One of the differences between the CLR and the Python language is that a Python exception can be of any Python class, while the CLR basically requires that an exception be an instance of System.Exception or a class derived from it. Even if it didn't, we don't have a 1-to-1 mapping between Python classes and CLR classes, so we can't use the equivalent of "catch (PythonDefinedException pde) {}" in our emitted code. Instead, we throw a System.Exception with which we associate the thrown Python object. That means that every Python catch block defined by user code needs to "catch (Exception e)" and then look at the actually thrown object in the catch block.
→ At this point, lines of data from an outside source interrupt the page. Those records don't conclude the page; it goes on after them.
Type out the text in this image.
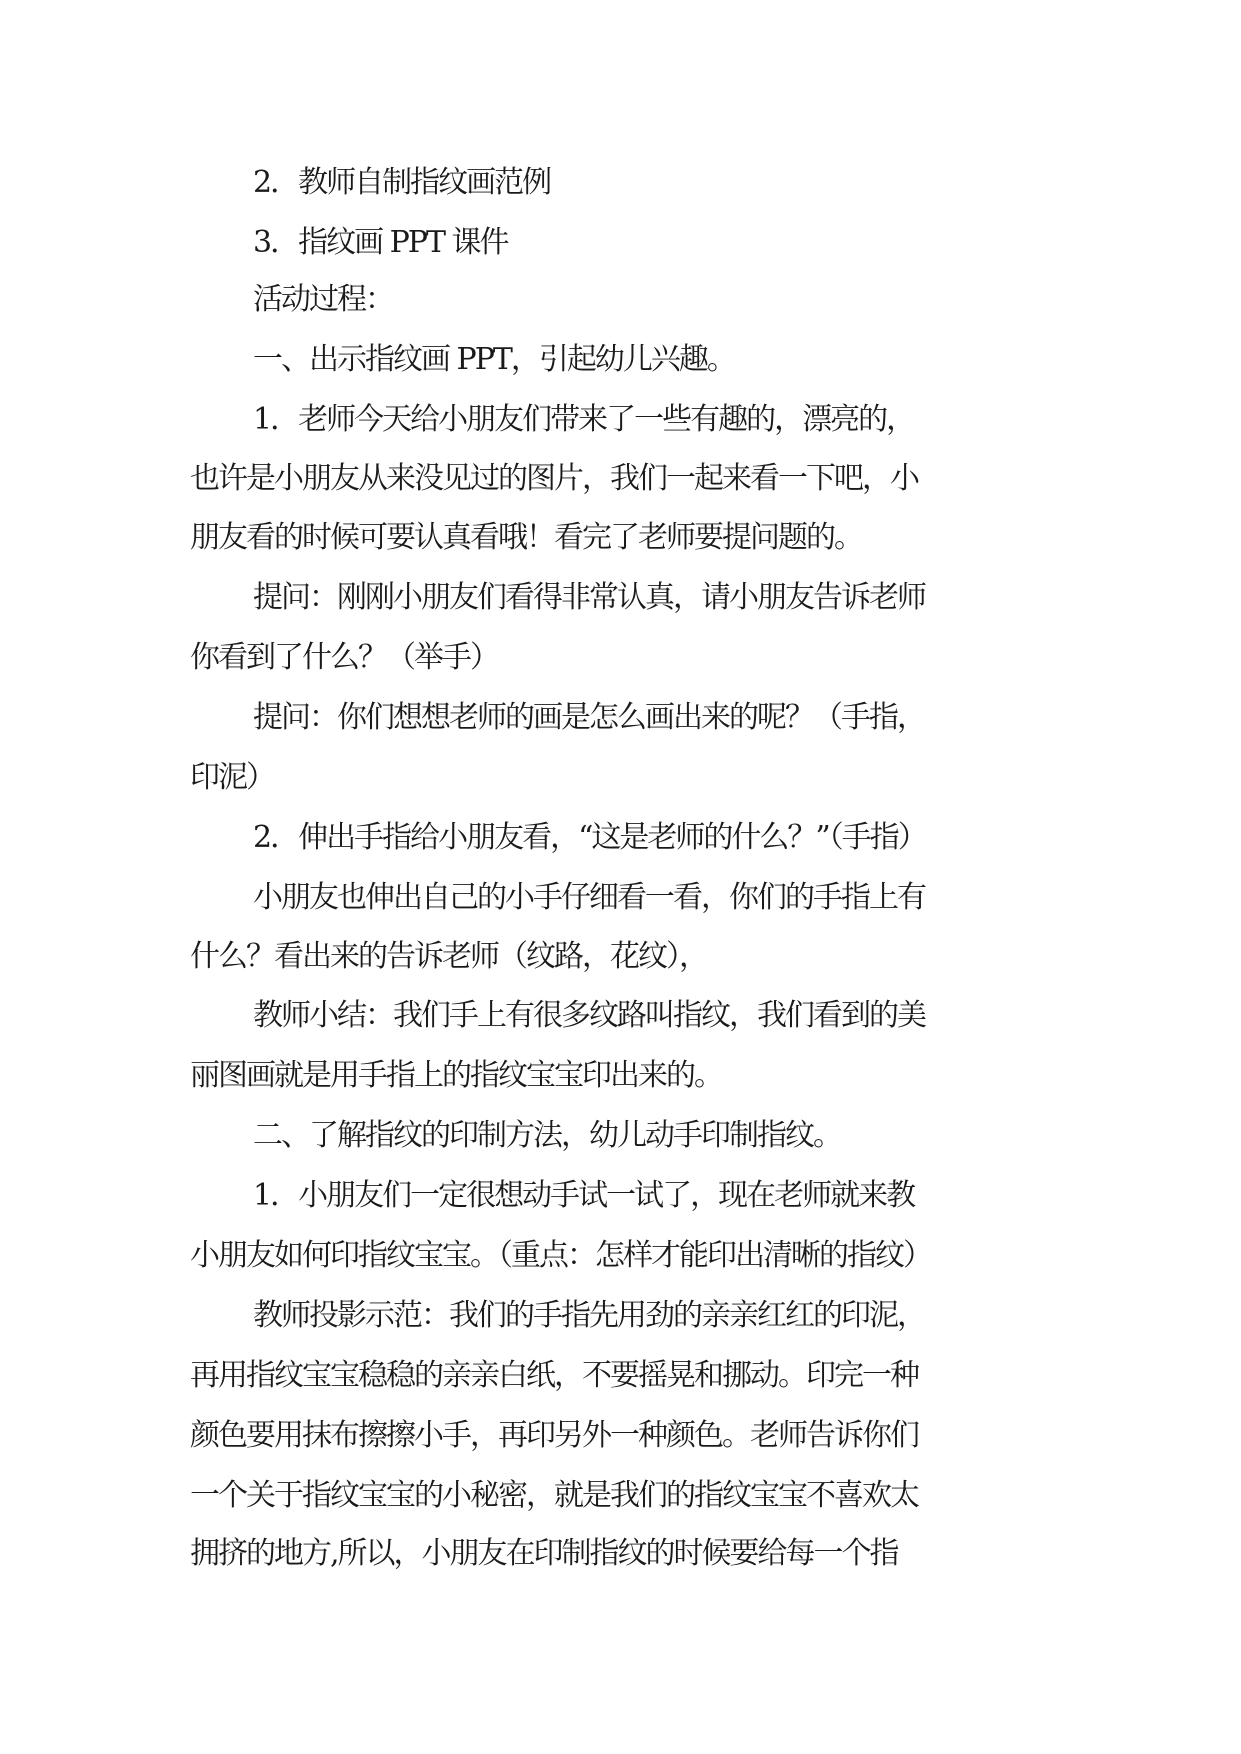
2．教师自制指纹画范例
3．指纹画 PPT 课件
活动过程：
一、出示指纹画 PPT，引起幼儿兴趣。
1．老师今天给小朋友们带来了一些有趣的，漂亮的，
也许是小朋友从来没见过的图片，我们一起来看一下吧，小
朋友看的时候可要认真看哦！看完了老师要提问题的。
提问：刚刚小朋友们看得非常认真，请小朋友告诉老师
你看到了什么？（举手）
提问：你们想想老师的画是怎么画出来的呢？（手指，
印泥）
2．伸出手指给小朋友看，“这是老师的什么？”（手指）
小朋友也伸出自己的小手仔细看一看，你们的手指上有
什么？看出来的告诉老师（纹路，花纹），
教师小结：我们手上有很多纹路叫指纹，我们看到的美
丽图画就是用手指上的指纹宝宝印出来的。
二、了解指纹的印制方法，幼儿动手印制指纹。
1．小朋友们一定很想动手试一试了，现在老师就来教
小朋友如何印指纹宝宝。（重点：怎样才能印出清晰的指纹）
教师投影示范：我们的手指先用劲的亲亲红红的印泥，
再用指纹宝宝稳稳的亲亲白纸，不要摇晃和挪动。印完一种
颜色要用抹布擦擦小手，再印另外一种颜色。老师告诉你们
一个关于指纹宝宝的小秘密，就是我们的指纹宝宝不喜欢太
拥挤的地方,所以，小朋友在印制指纹的时候要给每一个指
If its type does not match any except handlers, we have no choice but to rethrow.
In other words, consider the following code:
def inner(i):
try:
if i < 50: return inner(i + 1)
raise RuntimeError, 'Raised after fifty'
except TypeError:
return 0
try:
inner(0)
except:
print 'Caught'
When IronPython generates code for the except handler of the inner() function, it has to catch all exceptions and examine them for their type. In this sample, that will first happen on the fifty-first invocation of inner(). Because RuntimeError does not match the TypeError criterion, the exception will be rethrown -- and caught again on each of the 50 subsequent exception handlers it meets in the inner() function while unwinding the stack.
It gets better.
In order to be able to display a Python stack trace when an exception happens we wrap generated code in a fault handler. A fault handler is a feature of MSIL that's not currently available when programming in C# -- it's basically the equivalent of a finally block that only runs if the guarded block is exited via an exception. However, there's a catch (if you'll pardon the pun). The fine print in the MSDN documentation tells us that exception fault blocks aren't supported when emitting dynamic methods. As a result, when building a dynamic method, the DLR will replace a fault block with an ordinary catch block which will (say it with me) rethrow the exception.
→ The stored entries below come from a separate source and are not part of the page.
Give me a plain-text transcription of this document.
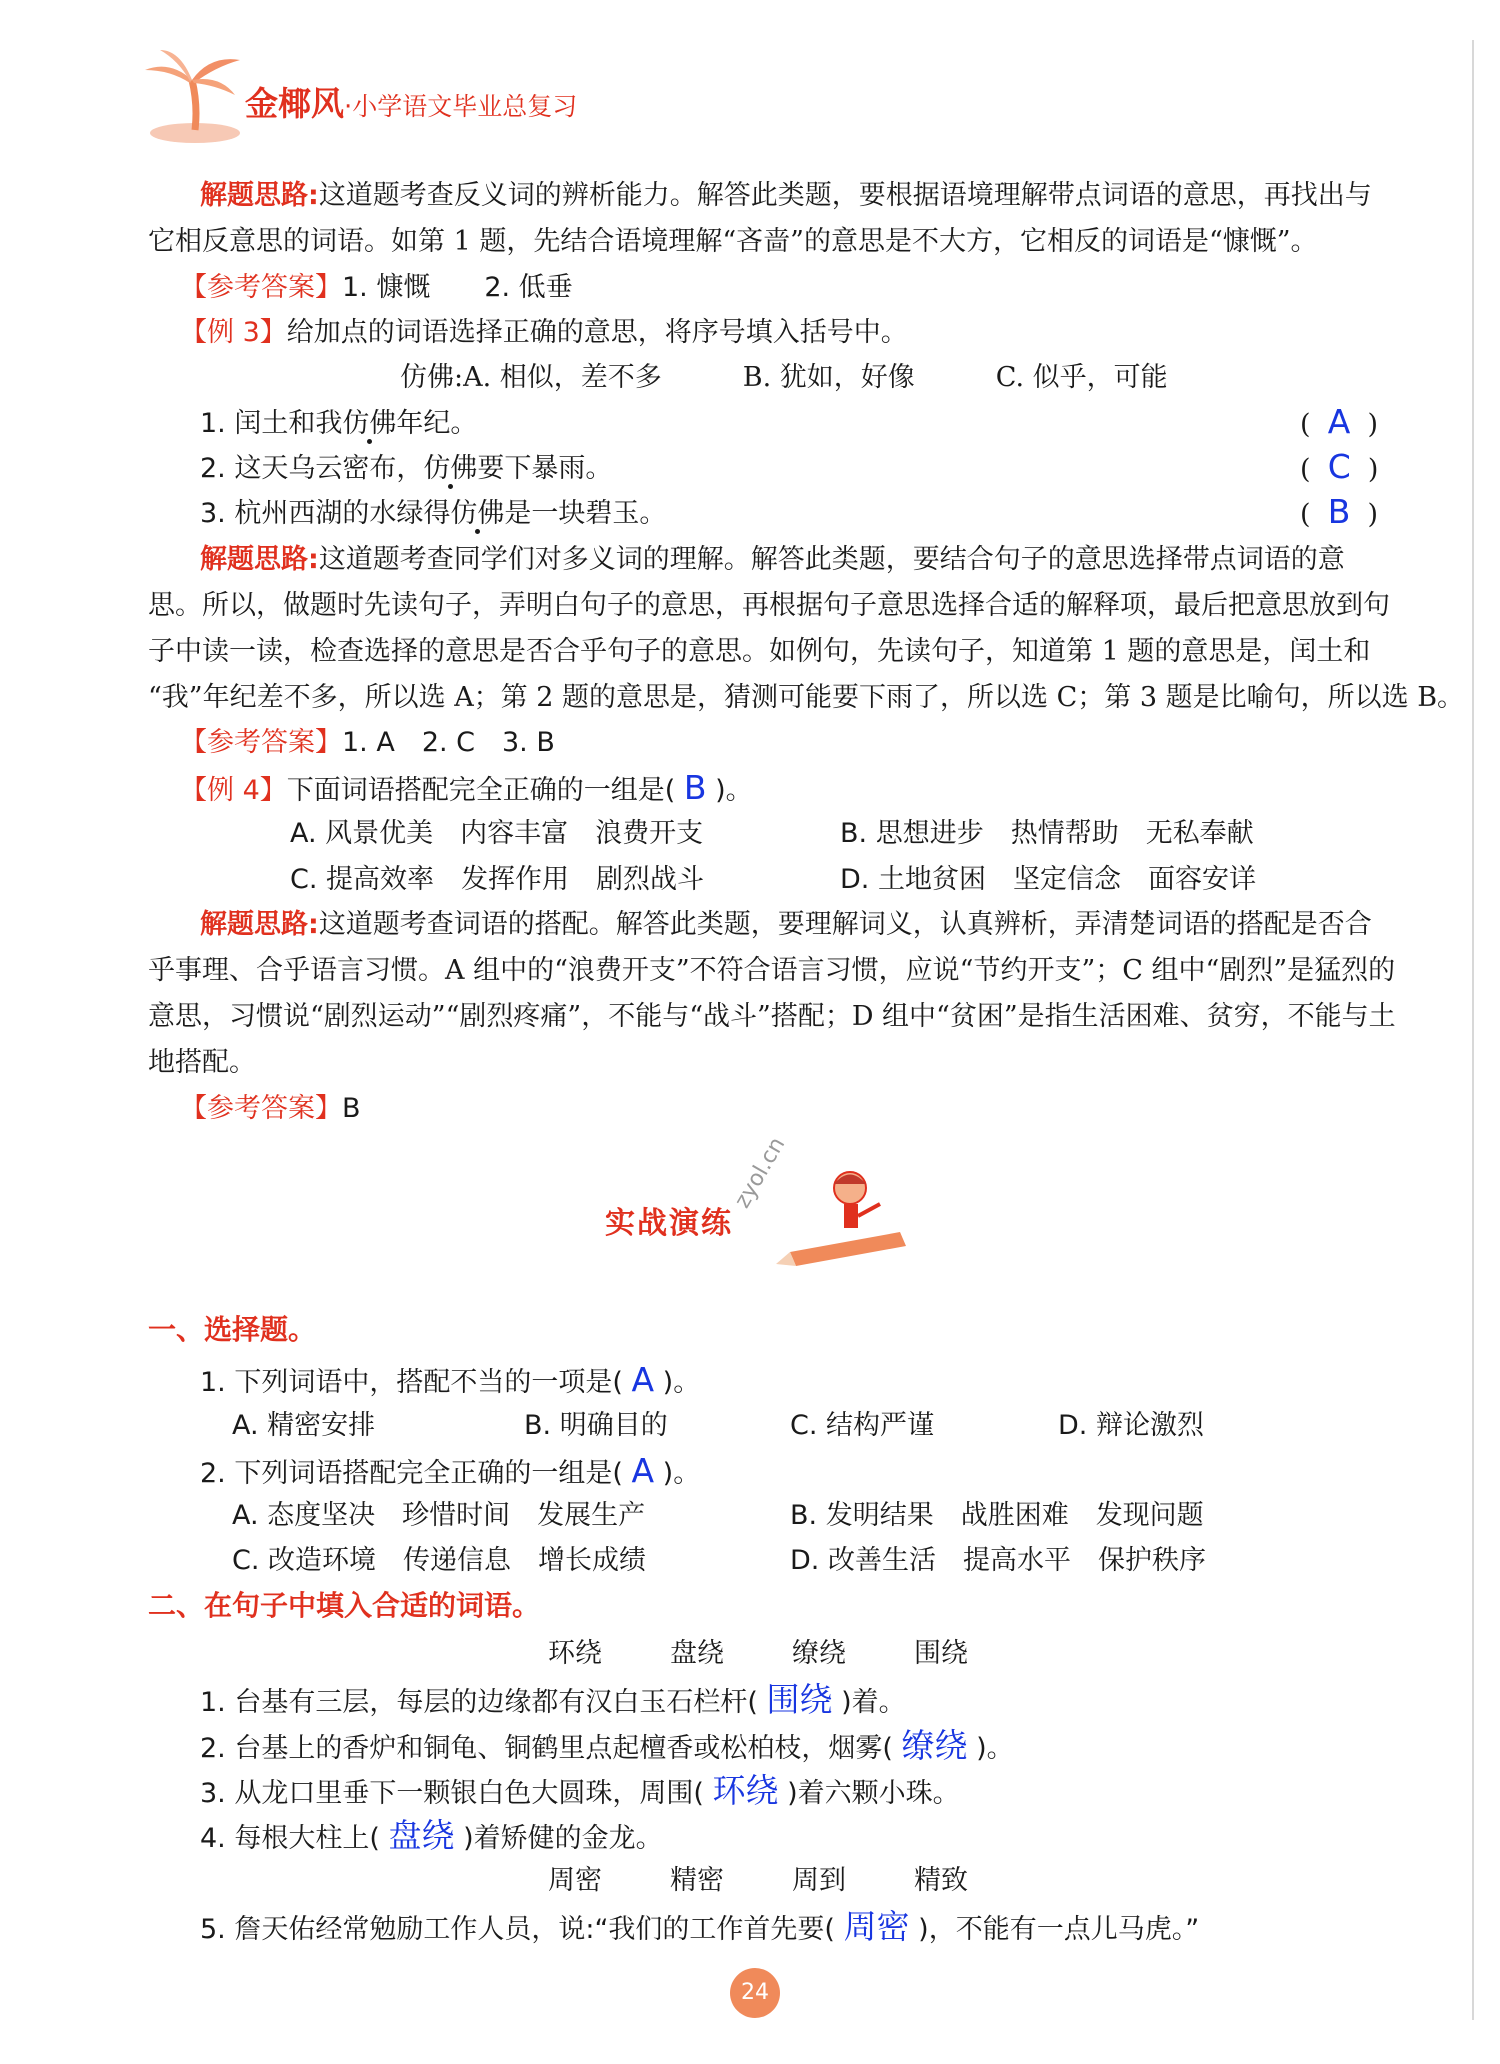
金椰风·小学语文毕业总复习
解题思路:这道题考查反义词的辨析能力。解答此类题，要根据语境理解带点词语的意思，再找出与
它相反意思的词语。如第 1 题，先结合语境理解“吝啬”的意思是不大方，它相反的词语是“慷慨”。
【参考答案】1. 慷慨　　2. 低垂
【例 3】给加点的词语选择正确的意思，将序号填入括号中。
仿佛:A. 相似，差不多　　　B. 犹如，好像　　　C. 似乎，可能
1. 闰土和我仿佛年纪。	(  A  )
2. 这天乌云密布，仿佛要下暴雨。	(  C  )
3. 杭州西湖的水绿得仿佛是一块碧玉。	(  B  )
解题思路:这道题考查同学们对多义词的理解。解答此类题，要结合句子的意思选择带点词语的意
思。所以，做题时先读句子，弄明白句子的意思，再根据句子意思选择合适的解释项，最后把意思放到句
子中读一读，检查选择的意思是否合乎句子的意思。如例句，先读句子，知道第 1 题的意思是，闰土和
“我”年纪差不多，所以选 A；第 2 题的意思是，猜测可能要下雨了，所以选 C；第 3 题是比喻句，所以选 B。
【参考答案】1. A　2. C　3. B
【例 4】下面词语搭配完全正确的一组是( B )。
A. 风景优美　内容丰富　浪费开支	B. 思想进步　热情帮助　无私奉献
C. 提高效率　发挥作用　剧烈战斗	D. 土地贫困　坚定信念　面容安详
解题思路:这道题考查词语的搭配。解答此类题，要理解词义，认真辨析，弄清楚词语的搭配是否合
乎事理、合乎语言习惯。A 组中的“浪费开支”不符合语言习惯，应说“节约开支”；C 组中“剧烈”是猛烈的
意思，习惯说“剧烈运动”“剧烈疼痛”，不能与“战斗”搭配；D 组中“贫困”是指生活困难、贫穷，不能与土
地搭配。
【参考答案】B
实战演练
zyol.cn
一、选择题。
1. 下列词语中，搭配不当的一项是( A )。
A. 精密安排	B. 明确目的	C. 结构严谨	D. 辩论激烈
2. 下列词语搭配完全正确的一组是( A )。
A. 态度坚决　珍惜时间　发展生产	B. 发明结果　战胜困难　发现问题
C. 改造环境　传递信息　增长成绩	D. 改善生活　提高水平　保护秩序
二、在句子中填入合适的词语。
环绕	盘绕	缭绕	围绕
1. 台基有三层，每层的边缘都有汉白玉石栏杆( 围绕 )着。
2. 台基上的香炉和铜龟、铜鹤里点起檀香或松柏枝，烟雾( 缭绕 )。
3. 从龙口里垂下一颗银白色大圆珠，周围( 环绕 )着六颗小珠。
4. 每根大柱上( 盘绕 )着矫健的金龙。
周密	精密	周到	精致
5. 詹天佑经常勉励工作人员，说:“我们的工作首先要( 周密 )，不能有一点儿马虎。”
24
This means that -- in the Python code snippet above -- we may end up with as many as 102 exception objects on the stack before it is finally unwound.
Bottom Line
So far, we haven't gotten any reports of this issue causing trouble "in the wild". As such, I present it here largely as an intellectual curiosity and as a somewhat entertaining diversion. If you do run into this problem, please let us know by filing a bug at the IronPython website. It is always possible to force a .NET application to run as a 32-bit process under a 64-bit operating system, and that would be my suggestion for a temporary workaround.
May your cup run over, but your stack stay well below its limit line. Good night, and good luck.
Comments
- Anonymous
July 29, 2008
One of the differences between the CLR and the Python language is that a Python exception can be of any Python class, while the CLR basically requires that an exception be an instance of System.Exception or a class derived from it.IIRC, the CLR spec does not restrict the types of exceptions thrown (so long as they are reference or boxed value types). It's CLS that demands that exceptions should derive from System.Exception - but CLS can (and often is) ignored. That means that every Python catch block defined by user code needs to "catch (Exception e)" and then look at the actually thrown object in the catch block. If its type does not match any except handlers, we have no choice but to rethrow.Shouldn't exception filters do the trick without the need to rethrow explicitly? - Anonymous
July 30, 2008
"the CLR spec does not restrict the types of exceptions thrown" -- Technically true, but generally discouraged. And there are other reasons why this wouldn't work for us."Shouldn't exception filters do the trick without the need to rethrow explicitly?" -- Good question, and one which deserves the long answer I hope to give it later this week.